Webley explained that Lionhead was set up in 1997, significantly after Molyneux's last company, Bullfrog, had been bought by EA, with a credo: "If we kept it small, we could keep that tribe feeling." The passion articulated by Molyneux behind Lionhead's founding was, simply enough, "to do something different."

The first project launched by the firm was, of course, Black & White, and it was started in January 1998. Webley comments that finding the right people was key to Lionhead's genesis as an intentionally small and hand-picked company.


Black & White

But as Black & White was starting to form, another Lionhead co-founder, Steve Jackson, had the idea of forming the Lionhead Satellites, small developers associated and nurtured by Lionhead but not owned by them, initially including Intrepid (B.C.) and Big Blue Box (Fable).

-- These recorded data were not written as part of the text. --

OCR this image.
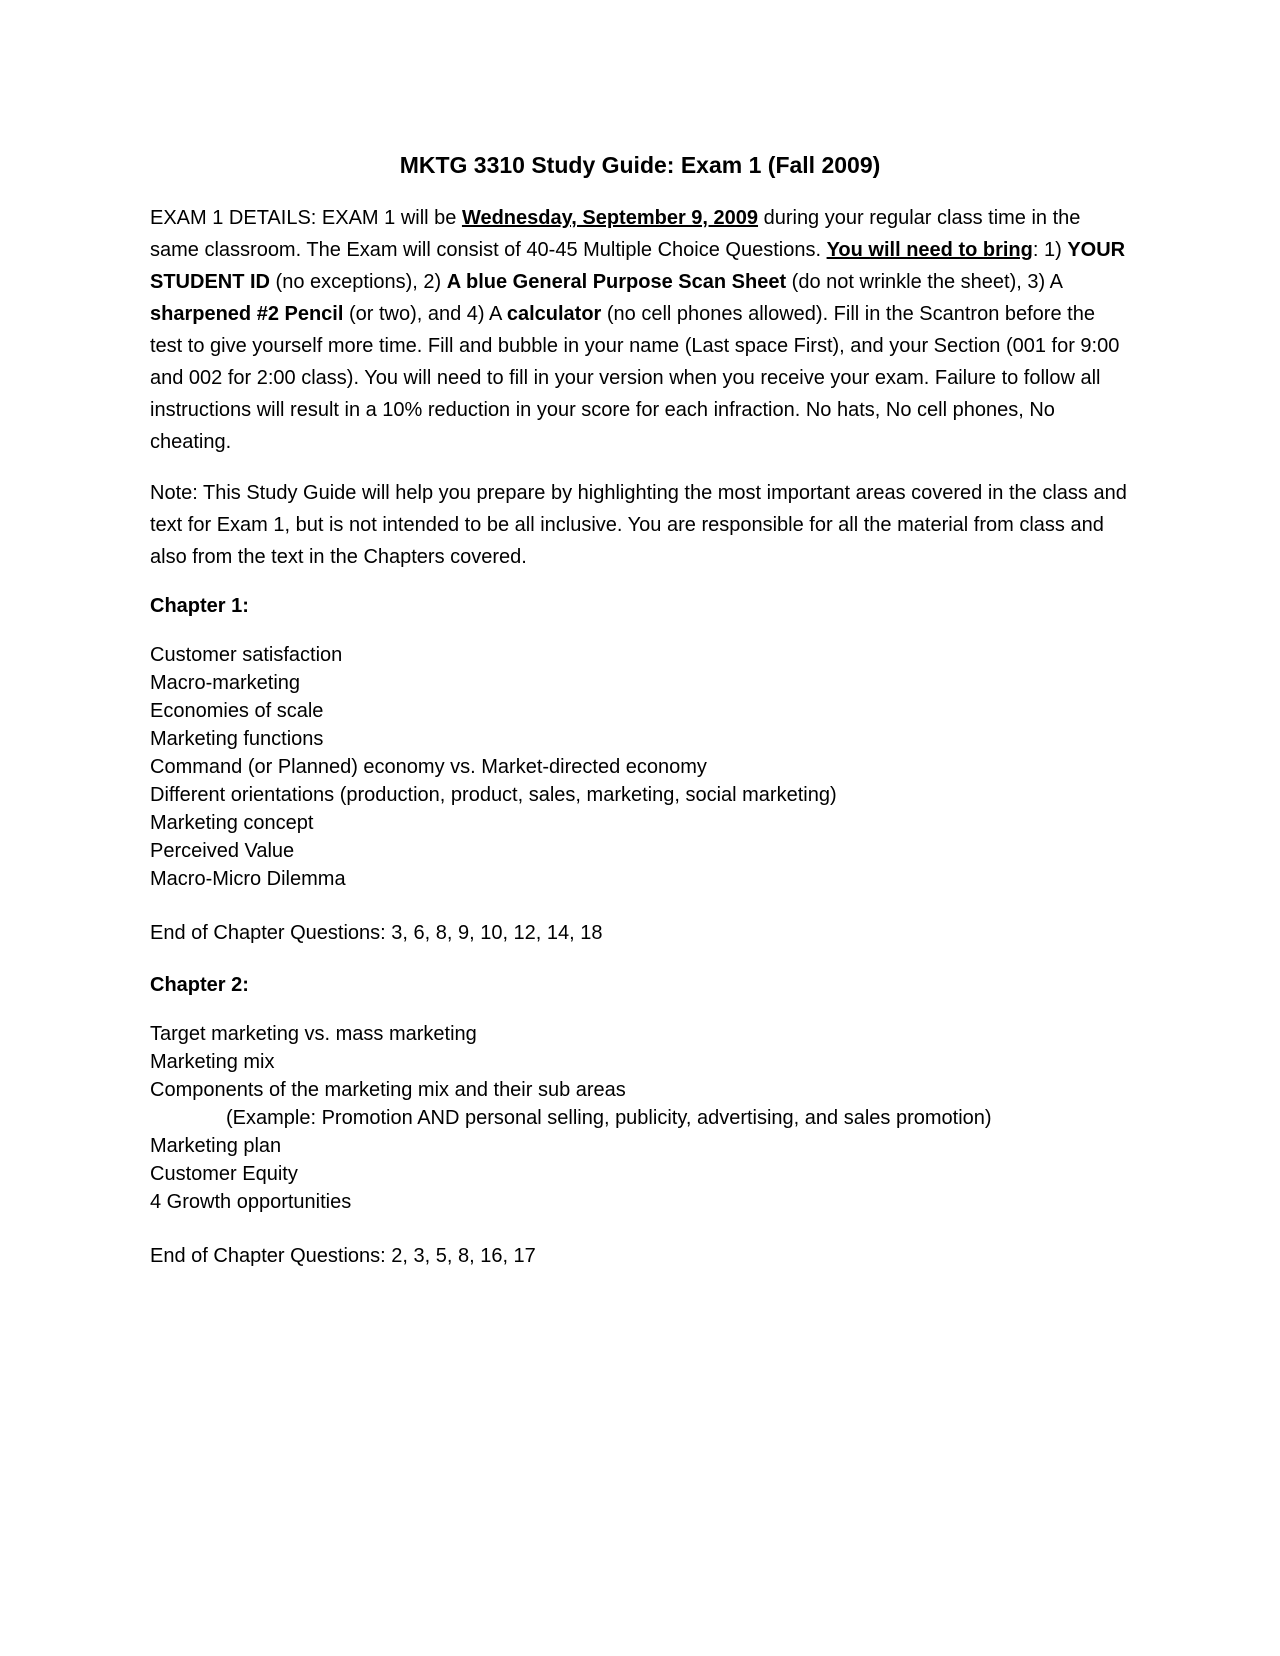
MKTG 3310 Study Guide: Exam 1 (Fall 2009)

EXAM 1 DETAILS: EXAM 1 will be Wednesday, September 9, 2009 during your regular class time in the same classroom. The Exam will consist of 40-45 Multiple Choice Questions. You will need to bring: 1) YOUR STUDENT ID (no exceptions), 2) A blue General Purpose Scan Sheet (do not wrinkle the sheet), 3) A sharpened #2 Pencil (or two), and 4) A calculator (no cell phones allowed). Fill in the Scantron before the test to give yourself more time. Fill and bubble in your name (Last space First), and your Section (001 for 9:00 and 002 for 2:00 class). You will need to fill in your version when you receive your exam. Failure to follow all instructions will result in a 10% reduction in your score for each infraction. No hats, No cell phones, No cheating.

Note: This Study Guide will help you prepare by highlighting the most important areas covered in the class and text for Exam 1, but is not intended to be all inclusive. You are responsible for all the material from class and also from the text in the Chapters covered.

Chapter 1:
Customer satisfaction
Macro-marketing
Economies of scale
Marketing functions
Command (or Planned) economy vs. Market-directed economy
Different orientations (production, product, sales, marketing, social marketing)
Marketing concept
Perceived Value
Macro-Micro Dilemma
End of Chapter Questions: 3, 6, 8, 9, 10, 12, 14, 18
Chapter 2:
Target marketing vs. mass marketing
Marketing mix
Components of the marketing mix and their sub areas
(Example: Promotion AND personal selling, publicity, advertising, and sales promotion)
Marketing plan
Customer Equity
4 Growth opportunities
End of Chapter Questions: 2, 3, 5, 8, 16, 17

Molyneux explained: "I still think it's a very good idea - the problem was that we could help them grow and make a deal... but what the publishers really wanted was to be associated with the sexy stuff that was going on with Lionhead. They still weren't really incentivized with what the Satellites are doing."

While at least one of the Satellites, Big Blue Box, was eventually responsible for Fable, this was after the Satellites were signed to development contracts by Microsoft in June 2000, and folded back into Lionhead itself in 2002 - effectively making the completion of the game a Lionhead in-house project using much of the Big Blue Box staff.